20. Evaluation: Tradable Permits vs Carbon Taxes. [8]
- Answer:
- Tradable Permits (Cap-and-Trade):
- Pros: Provides certainty over the quantity of pollution (environmental outcome) [1]. Creates a market price for carbon, incentivizing firms to innovate to sell excess permits [1].
- Cons: Price volatility can make business planning difficult [1]. Administering the initial allocation of permits can be complex and prone to lobbying [1].
- Carbon Taxes:
- Pros: Provides certainty over the price/cost of pollution, allowing firms to plan investments [1]. Generates government revenue that can be used for green subsidies or tax cuts [1].

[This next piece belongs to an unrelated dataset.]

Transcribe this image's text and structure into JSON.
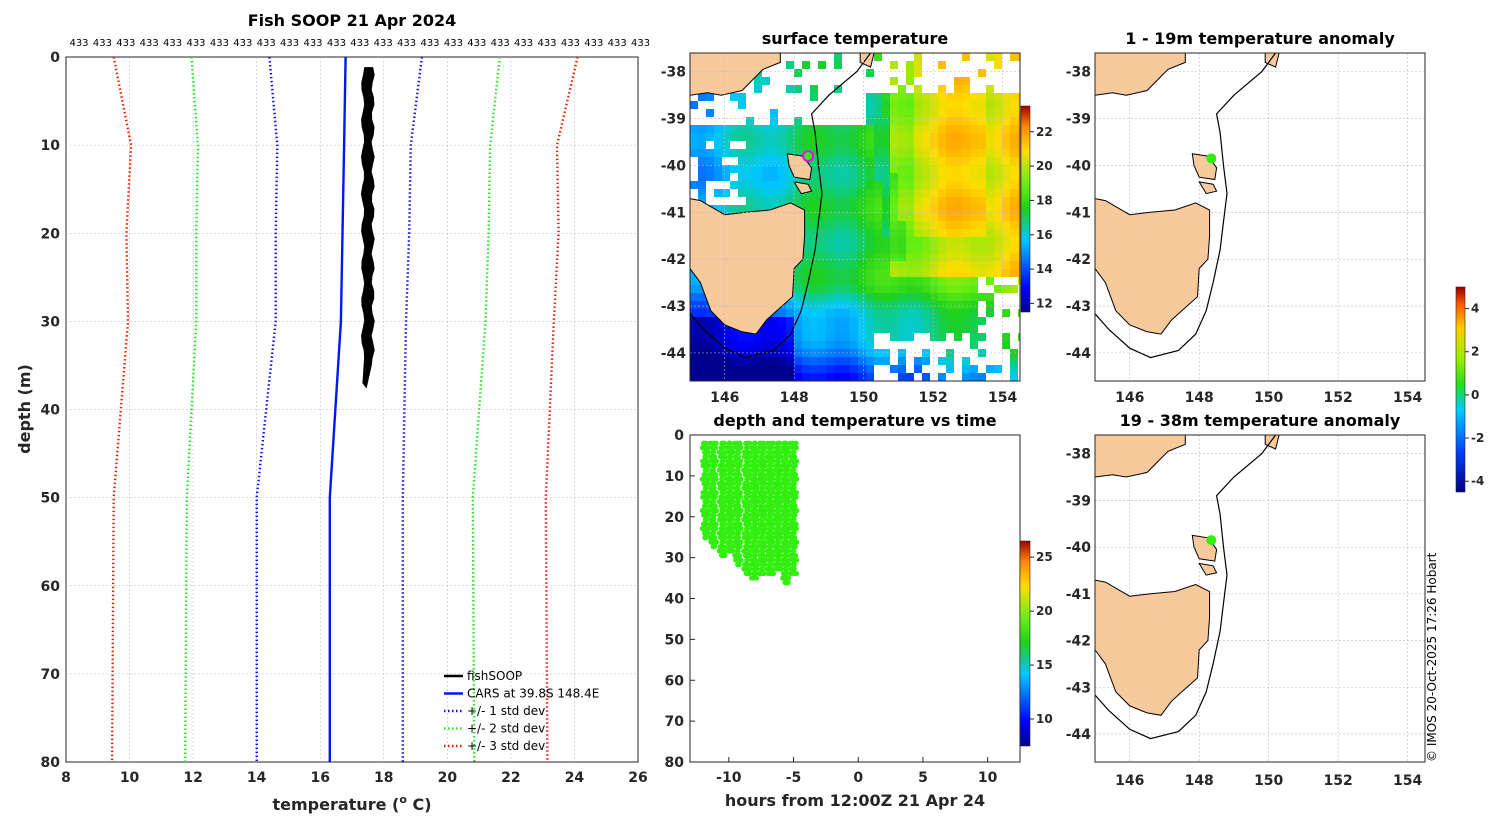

- Cons: Uncertainty over the actual reduction in pollution (depends on PED of demand for pollution-intensive goods) [1]. If set too low, it may not reduce emissions significantly [1].
- Evaluation: Both internalize the externality. Permits are better if the ecological threshold is critical (quantity certainty). Taxes are better if economic stability is prioritized (price certainty). In practice, a hybrid approach or combining with subsidies for green tech is often most effective [1].